Lilly won’t give up on The Governor, always conversing with him despite his wall of brief words. The security of not getting too close, his reservations of allowing himself to become so invested with anyone else, The Governor doesn’t want to get too attached to The Chamblers. But Lilly continues to ingratiate herself to him, even asking him to aid her in carrying her father to bed and securing an oxygen tank from the local nursing home.











The nursing home interlude, a road walk that eventually is interrupted by a herd of walkers (or as Governor calls them, “biters”), and the fall into a trench present The Governor interestingly as a battle-tested survivor with capable escape and kill techniques. Bare-handed, The Governor takes care of several walkers to protect Meghan. In the nursing home, The Governor carefully avoids and dodges elderly and disabled zombies, eventually finding a carrier of tanks, only able to flee with one due to the accumulation of the undead marching glacially through the halls at him. The thought that they were left on their own is horrifying (but more than reasonable even if we don’t want to rest our thoughts on such awful events), so we can only imagine how this was for The Governor when opens the door to the nursing home, seeing the zombie in the wheelchair. Finding Bill in his bathtub, a war veteran with no legs and a mangled, bloody face, is another harrowing experience for The Governor, finishing off the zombie so it would no longer cry out in need of flesh and meat. A gun found next to the body by The Governor might just indicate how Bill wound up a zombie. Losing the food van after The Governor’s trip with the Chamblers (who leave the confines after the death of their patriarch) on the road eventually comes to a stop (these vehicles don’t seem to have much of a shelf life), they must get off on foot away from the dearth of undead herding at them. This episode is quite a dedication to the character of The Governor, much as Internment was to Hershel.

Avoiding the biters and collapsing to the street from fatigue and hunger, bearded and disheveled, a shell of who he once was, The Governor, by episode’s end, has cleaned himself up and seems ready for his “final chapter”. Live Bait does present The Governor often as bait for the zombies, yet he perseveres.
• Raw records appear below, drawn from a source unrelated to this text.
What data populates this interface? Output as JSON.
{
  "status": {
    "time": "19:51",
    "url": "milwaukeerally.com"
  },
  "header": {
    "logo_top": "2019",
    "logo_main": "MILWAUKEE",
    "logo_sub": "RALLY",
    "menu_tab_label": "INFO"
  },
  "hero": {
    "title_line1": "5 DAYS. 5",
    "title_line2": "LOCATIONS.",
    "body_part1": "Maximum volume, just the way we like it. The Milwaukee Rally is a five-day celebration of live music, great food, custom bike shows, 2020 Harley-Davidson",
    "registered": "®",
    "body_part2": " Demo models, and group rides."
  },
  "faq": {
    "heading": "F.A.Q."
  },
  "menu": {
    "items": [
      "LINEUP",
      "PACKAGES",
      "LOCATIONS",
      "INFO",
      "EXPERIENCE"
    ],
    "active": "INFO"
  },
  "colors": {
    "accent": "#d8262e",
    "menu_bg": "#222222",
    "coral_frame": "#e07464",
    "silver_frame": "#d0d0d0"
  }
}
For this episode, The Governor comes off rather incredible. It is the episodes before this that tell of us of someone else entirely. The Governor of Live Bait doesn’t seem like the same man who guns down those who lived with him for some time in cold blood.

The Chamblers bonding with The Governor and his burning of the photo of his "former family" during the length of this episode would often indicate something substantial going forward. A potential new story arc, featuring The Governor and a new *family*, but such would require altering a creative course that seemed destined for only one direction.